Après la deuxième expérience au Natal où j’ai commenté mon premier match international de rugby, pour Canal, en 1996, je suis parti en Angleterre, aux Saracens. Là, j’ai découvert le professionnalisme naissant, ses contrats et ses salaires élevés. J’y ai même animé une émission « Inside rugby ».

Dax était devenu trop petit pour vous ?

Non, je devais partir car j’y avais vécu une déception. Je ne pouvais pas avoir battu des records en équipe de France pour rien. Je n’ai rien fait de mal : je ne suis ni un salopard ni un vicieux.

Pourquoi être rentré en France au bout de cinq ans alors que vous gagniez bien votre vie ?

Pour le soleil. Pas pour l’argent, la livre valait dix euros à l’époque. Ce retour s’est engagé d’une drôle de façon. Jean-Louis Calméjane, qui commentait un match à Perpignan, avait dit à Marcel Dagrenat, le président de l’Usap que j’allais quitter l’Angleterre. Une semaine plus tard Dagrenat était chez moi à Londres pour me faire signer.

Bonne personne, Marcel Dagrenat ?

Super mec. Très carré.

Pas vraiment branché sur l’humain.

C’est vrai mais lorsqu’il promettait, il tenait. Quand je suis arrivé, Olivier Saïsset entraînait, je me suis glissé à l’arrière pour ne pas perturber l’équipe. Puis j’ai terminé à l’ouverture. Je devais boucler ma carrière à Perpignan où je m’étais bien intégré...

Mais vous avez finalement terminé à Castres.

Un coup de téléphone de Pierre-Yves Revol m’a fait sortir de ma retraite. Après six mois d’arrêt, j’ai intégré le groupe premier au bout de quinze jours d’entraînement. Et l’équipe s’est remise dans l’axe. Je me suis pété les croisés en fin de saison, c’est ainsi que j’ai terminé ma carrière à 37 ans.

Ces dernières années, on vous a vu du côté des clubs de Chambéry et d’Orléans, deux expériences que l’on pourrait qualifier de douloureuses.
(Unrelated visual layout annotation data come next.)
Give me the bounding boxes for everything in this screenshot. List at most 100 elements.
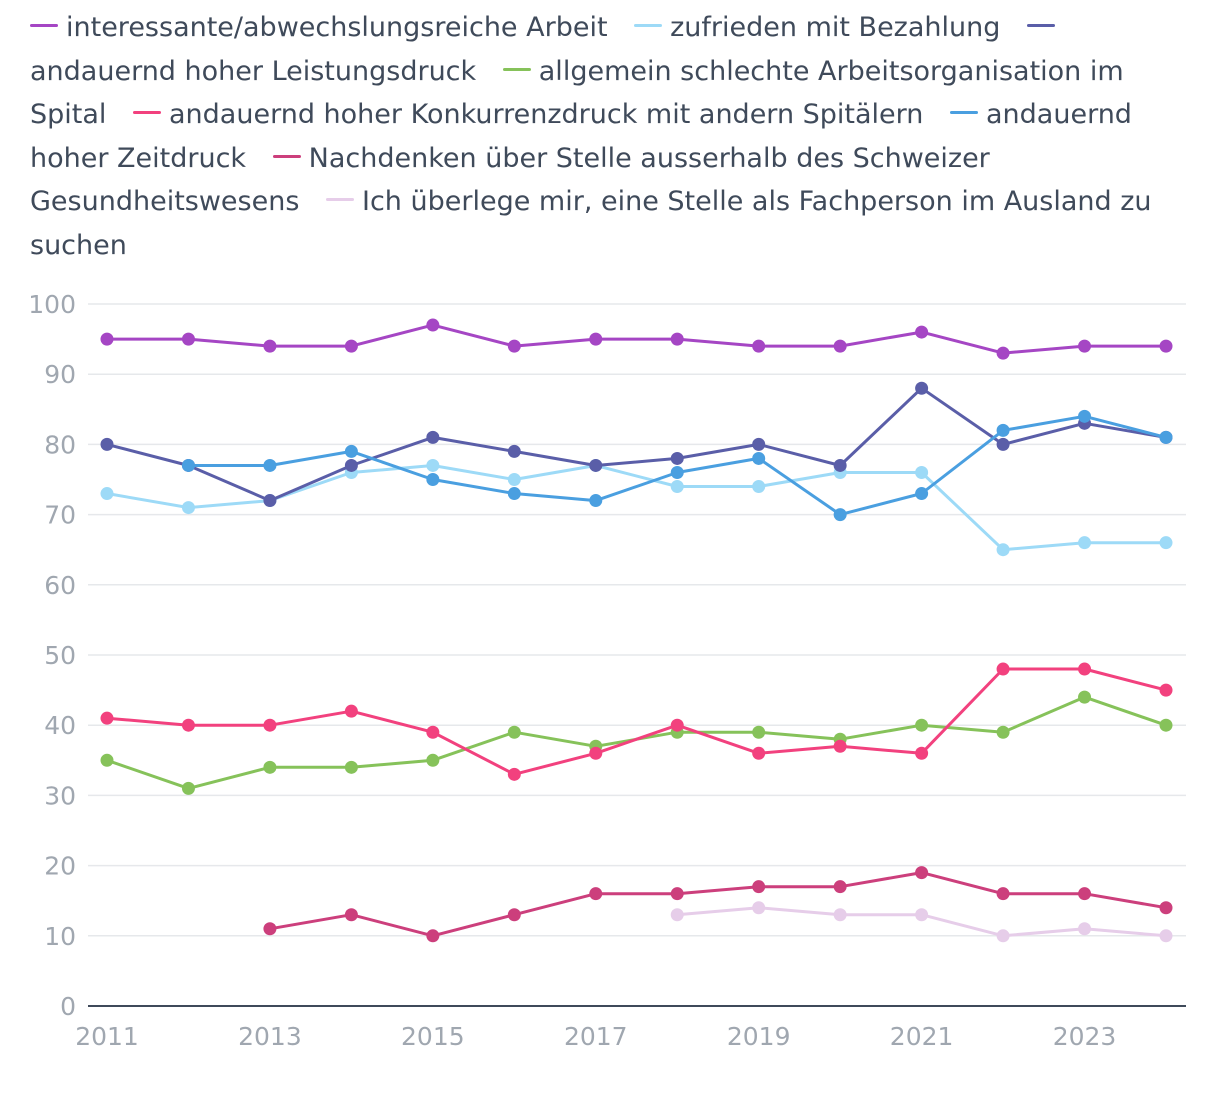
data-point[interactable] [263, 339, 277, 353]
data-point[interactable] [100, 711, 114, 725]
data-point[interactable] [915, 908, 929, 922]
data-point[interactable] [833, 880, 847, 894]
data-point[interactable] [589, 746, 603, 760]
data-point[interactable] [996, 346, 1010, 360]
data-point[interactable] [670, 718, 684, 732]
data-point[interactable] [181, 332, 195, 346]
legend-item[interactable]: Nachdenken über Stelle ausserhalb des Sc… [30, 143, 990, 218]
data-point[interactable] [1159, 718, 1173, 732]
data-point[interactable] [263, 718, 277, 732]
data-point[interactable] [1159, 683, 1173, 697]
data-point[interactable] [915, 381, 929, 395]
data-point[interactable] [507, 473, 521, 486]
data-point[interactable] [752, 451, 766, 465]
data-point[interactable] [507, 339, 521, 353]
data-point[interactable] [996, 437, 1010, 451]
data-point[interactable] [752, 437, 766, 451]
data-point[interactable] [996, 662, 1010, 676]
data-point[interactable] [1078, 690, 1092, 704]
data-point[interactable] [1078, 536, 1092, 550]
data-point[interactable] [100, 753, 114, 767]
legend-item[interactable]: interessante/abwechslungsreiche Arbeit [30, 12, 608, 43]
data-point[interactable] [833, 339, 847, 353]
data-point[interactable] [1078, 662, 1092, 676]
data-point[interactable] [344, 704, 358, 718]
data-point[interactable] [915, 325, 929, 339]
data-point[interactable] [100, 332, 114, 346]
legend-item[interactable]: andauernd hoher Konkurrenzdruck mit ande… [133, 99, 923, 130]
data-point[interactable] [100, 487, 114, 501]
data-point[interactable] [344, 339, 358, 353]
data-point[interactable] [507, 444, 521, 458]
data-point[interactable] [507, 908, 521, 922]
legend-item[interactable]: andauernd hoher Zeitdruck [30, 99, 1132, 174]
data-point[interactable] [1159, 339, 1173, 353]
data-point[interactable] [915, 746, 929, 760]
data-point[interactable] [507, 767, 521, 781]
data-point[interactable] [181, 458, 195, 472]
data-point[interactable] [589, 332, 603, 346]
data-point[interactable] [344, 908, 358, 922]
data-point[interactable] [344, 760, 358, 774]
data-point[interactable] [670, 451, 684, 465]
legend-item[interactable]: allgemein schlechte Arbeitsorganisation … [30, 56, 1124, 131]
data-point[interactable] [996, 725, 1010, 739]
data-point[interactable] [752, 339, 766, 353]
data-point[interactable] [589, 494, 603, 508]
data-point[interactable] [263, 458, 277, 472]
data-point[interactable] [181, 501, 195, 515]
data-point[interactable] [1159, 929, 1173, 943]
data-point[interactable] [589, 458, 603, 472]
data-point[interactable] [670, 908, 684, 922]
data-point[interactable] [752, 725, 766, 739]
data-point[interactable] [996, 887, 1010, 901]
data-point[interactable] [181, 718, 195, 732]
data-point[interactable] [915, 866, 929, 880]
data-point[interactable] [507, 487, 521, 501]
data-point[interactable] [426, 318, 440, 332]
data-point[interactable] [996, 929, 1010, 943]
data-point[interactable] [833, 458, 847, 472]
data-point[interactable] [1078, 922, 1092, 936]
data-point[interactable] [263, 922, 277, 936]
data-point[interactable] [670, 887, 684, 901]
data-point[interactable] [752, 901, 766, 915]
data-point[interactable] [589, 887, 603, 901]
data-point[interactable] [507, 725, 521, 739]
data-point[interactable] [996, 423, 1010, 437]
data-point[interactable] [100, 437, 114, 451]
data-point[interactable] [752, 746, 766, 760]
data-point[interactable] [426, 753, 440, 767]
data-point[interactable] [996, 543, 1010, 557]
data-point[interactable] [915, 465, 929, 479]
data-point[interactable] [670, 465, 684, 479]
data-point[interactable] [833, 908, 847, 922]
data-point[interactable] [1078, 409, 1092, 423]
data-point[interactable] [426, 929, 440, 943]
data-point[interactable] [426, 725, 440, 739]
data-point[interactable] [344, 444, 358, 458]
data-point[interactable] [833, 739, 847, 753]
data-point[interactable] [1159, 901, 1173, 915]
legend-item[interactable]: Ich überlege mir, eine Stelle als Fachpe… [30, 186, 1152, 261]
data-point[interactable] [1159, 536, 1173, 550]
data-point[interactable] [915, 487, 929, 501]
data-point[interactable] [670, 332, 684, 346]
data-point[interactable] [1078, 339, 1092, 353]
data-point[interactable] [344, 458, 358, 472]
data-point[interactable] [752, 480, 766, 494]
legend-item[interactable]: zufrieden mit Bezahlung [634, 12, 1000, 43]
data-point[interactable] [1078, 887, 1092, 901]
data-point[interactable] [426, 473, 440, 486]
data-point[interactable] [915, 718, 929, 732]
data-point[interactable] [426, 458, 440, 472]
data-point[interactable] [833, 508, 847, 522]
data-point[interactable] [1159, 430, 1173, 444]
data-point[interactable] [181, 781, 195, 795]
data-point[interactable] [263, 760, 277, 774]
legend-item[interactable]: andauernd hoher Leistungsdruck [30, 12, 1063, 87]
data-point[interactable] [670, 480, 684, 494]
data-point[interactable] [752, 880, 766, 894]
data-point[interactable] [263, 494, 277, 508]
data-point[interactable] [426, 430, 440, 444]
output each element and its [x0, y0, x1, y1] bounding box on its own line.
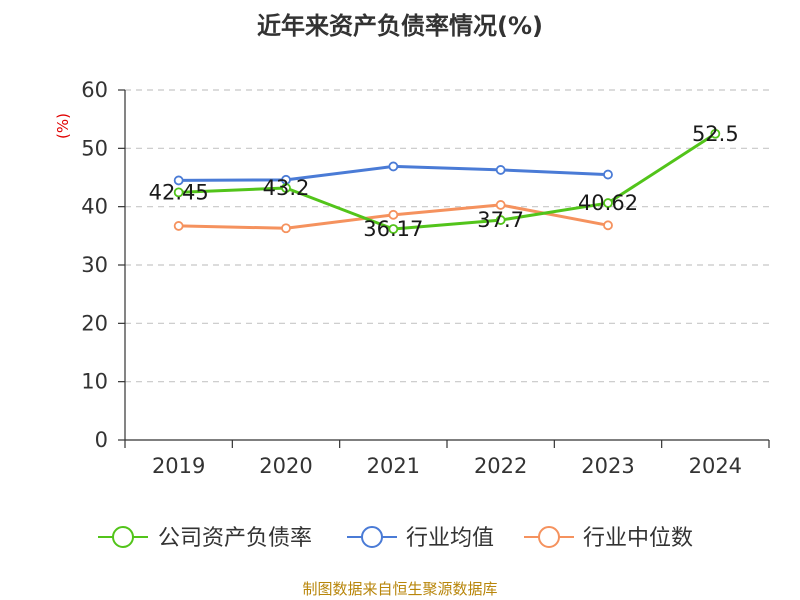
data-point [281, 183, 291, 193]
y-tick-label: 0 [95, 428, 108, 452]
y-tick-label: 60 [81, 78, 108, 102]
y-tick-label: 50 [81, 136, 108, 160]
data-point [495, 215, 506, 225]
x-tick-label: 2020 [259, 454, 312, 478]
data-label: 43.2 [263, 176, 310, 200]
data-point [388, 224, 399, 234]
legend-label: 公司资产负债率 [158, 526, 312, 551]
data-point [388, 209, 399, 220]
data-point [173, 221, 184, 231]
data-point [173, 187, 184, 198]
data-point [603, 198, 613, 208]
data-label: 52.5 [692, 122, 739, 146]
data-point [495, 200, 506, 210]
x-tick-label: 2019 [152, 454, 205, 478]
x-tick-label: 2022 [474, 454, 527, 478]
data-point [710, 128, 721, 139]
chart-title: 近年来资产负债率情况(%) [257, 12, 543, 40]
x-tick-label: 2021 [367, 454, 420, 478]
data-point [281, 223, 291, 234]
y-tick-label: 30 [81, 253, 108, 277]
data-point [603, 169, 613, 180]
data-label: 37.7 [477, 208, 524, 232]
y-tick-label: 10 [81, 370, 108, 394]
legend-label: 行业均值 [406, 526, 494, 551]
y-axis-label: (%) [54, 113, 72, 139]
legend-marker [361, 526, 383, 548]
data-point [495, 165, 506, 175]
series-line [178, 132, 717, 231]
legend-label: 行业中位数 [583, 526, 693, 551]
data-label: 42.45 [149, 180, 209, 204]
data-label: 40.62 [578, 191, 638, 215]
data-point [173, 175, 184, 186]
legend-marker [538, 526, 560, 548]
legend-marker [112, 526, 134, 548]
data-point [388, 161, 399, 172]
data-label: 36.17 [363, 217, 423, 241]
y-tick-label: 20 [81, 311, 108, 335]
y-tick-label: 40 [81, 195, 108, 219]
data-source-note: 制图数据来自恒生聚源数据库 [302, 580, 498, 598]
x-tick-label: 2023 [581, 454, 634, 478]
x-tick-label: 2024 [689, 454, 742, 478]
data-point [603, 220, 613, 231]
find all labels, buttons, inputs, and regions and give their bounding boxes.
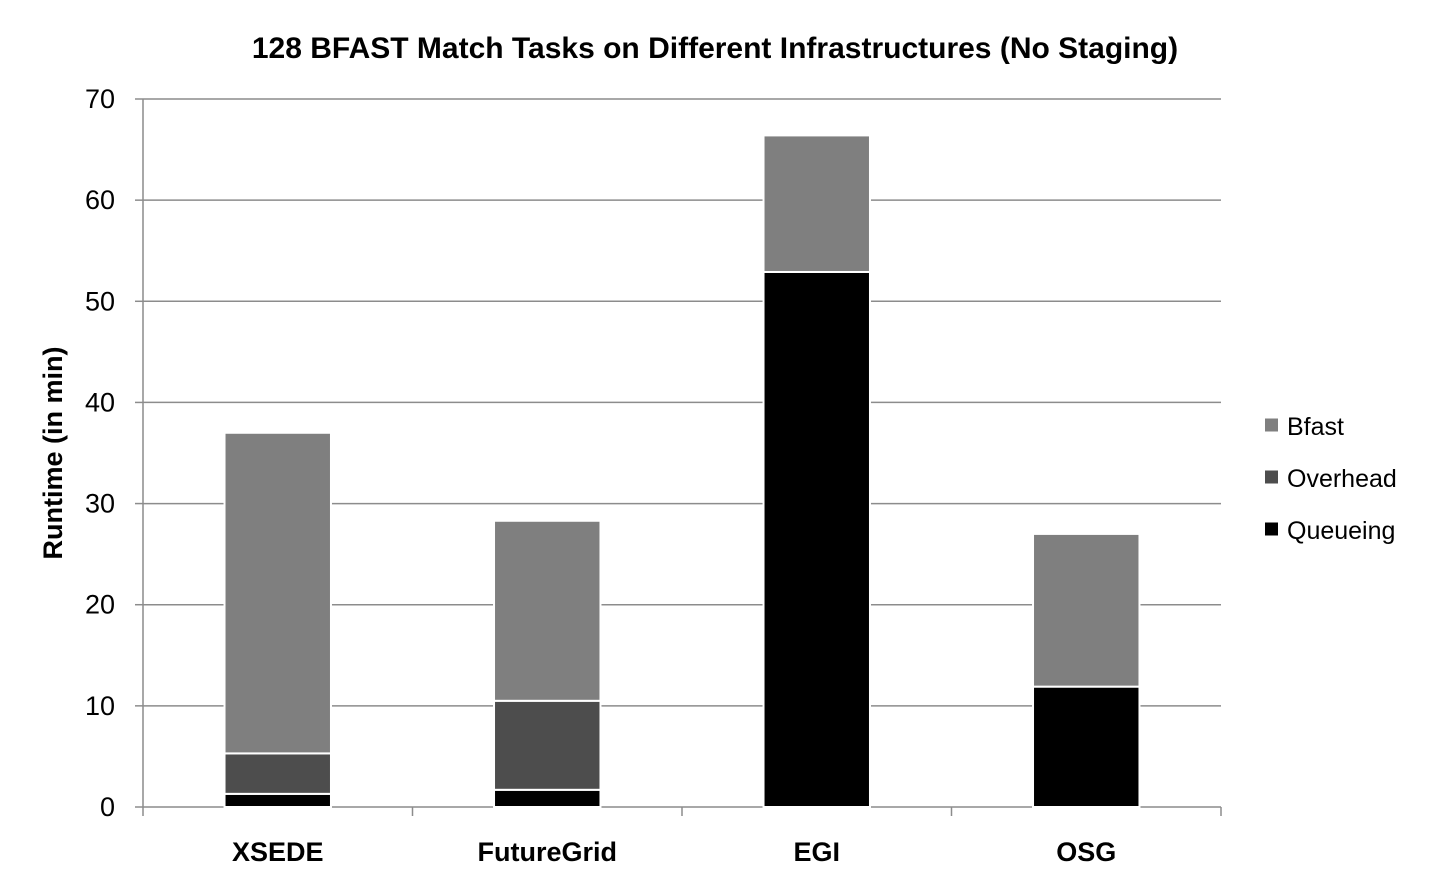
y-tick-label: 20 [85, 590, 115, 620]
x-tick-label: XSEDE [232, 837, 324, 867]
y-tick-labels: 0 10 20 30 40 50 60 70 [85, 84, 115, 822]
y-tick-label: 10 [85, 691, 115, 721]
y-tick-label: 0 [100, 792, 115, 822]
y-tick-label: 70 [85, 84, 115, 114]
bar-segment-queueing-egi [762, 270, 871, 808]
legend-label-overhead: Overhead [1287, 465, 1397, 493]
legend-label-queueing: Queueing [1287, 517, 1395, 545]
y-tick-label: 60 [85, 185, 115, 215]
legend-swatch-overhead [1265, 470, 1278, 484]
bar-segment-bfast-futuregrid [493, 519, 602, 702]
x-tick-label: EGI [793, 837, 840, 867]
x-tick-labels: XSEDE FutureGrid EGI OSG [232, 837, 1116, 867]
y-tick-label: 30 [85, 489, 115, 519]
legend-label-bfast: Bfast [1287, 413, 1344, 441]
legend-swatch-bfast [1265, 418, 1278, 432]
bar-segment-queueing-futuregrid [493, 788, 602, 809]
y-tick-label: 40 [85, 387, 115, 417]
legend: Bfast Overhead Queueing [1265, 413, 1397, 545]
x-tick-label: OSG [1056, 837, 1116, 867]
y-tick-label: 50 [85, 286, 115, 316]
bar-segment-bfast-xsede [223, 431, 332, 755]
y-axis-label: Runtime (in min) [38, 347, 68, 560]
bars [223, 134, 1141, 809]
bar-segment-overhead-futuregrid [493, 699, 602, 791]
bar-segment-overhead-xsede [223, 752, 332, 795]
bar-segment-bfast-egi [762, 134, 871, 273]
legend-swatch-queueing [1265, 522, 1278, 536]
x-tick-label: FutureGrid [478, 837, 618, 867]
bar-segment-queueing-xsede [223, 792, 332, 809]
chart-title: 128 BFAST Match Tasks on Different Infra… [252, 32, 1178, 65]
bar-segment-bfast-osg [1032, 532, 1141, 688]
bar-segment-queueing-osg [1032, 685, 1141, 809]
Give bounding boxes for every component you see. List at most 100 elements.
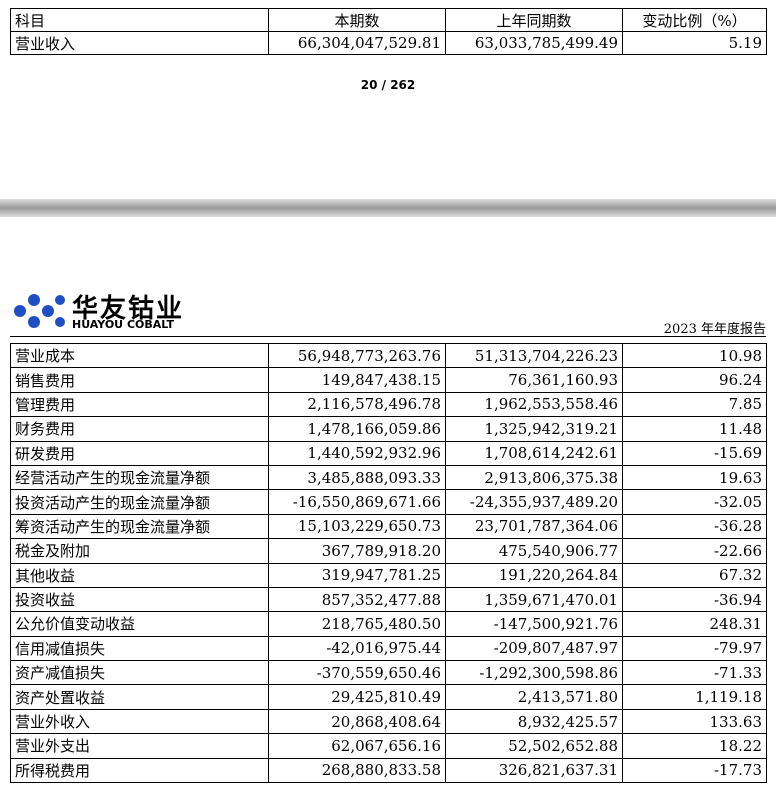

On ne peut pas toujours réussir. Les deux histoires sont différentes. J’avais besoin de revenir au rugby et de le comprendre mieux, de retrouver le terrain. Je me suis occupé de marketing, pas de sportif. J’ai créé des produits qui ont marché, ils continuent à fonctionner. Ça s’est arrêté. Je ne parlerais d’échecs.

Que faites-vous aujourd’hui ?

Je travaille pour la société DataSolution, expert de la transformation digitale et de tout ce qui est e-commerce : le B to B pour la vente à une entreprise, et le B to C pour la vente au client. Nos ingénieurs et nos développeurs créent des sites internet internationaux de A à Z. Les clubs sportifs, suite aux problèmes liés à la pandémie, se sont rendu compte qu’il était crucial à défaut de billetterie, de loges, de buvettes, d’avoir un site propre pour compenser ses pertes.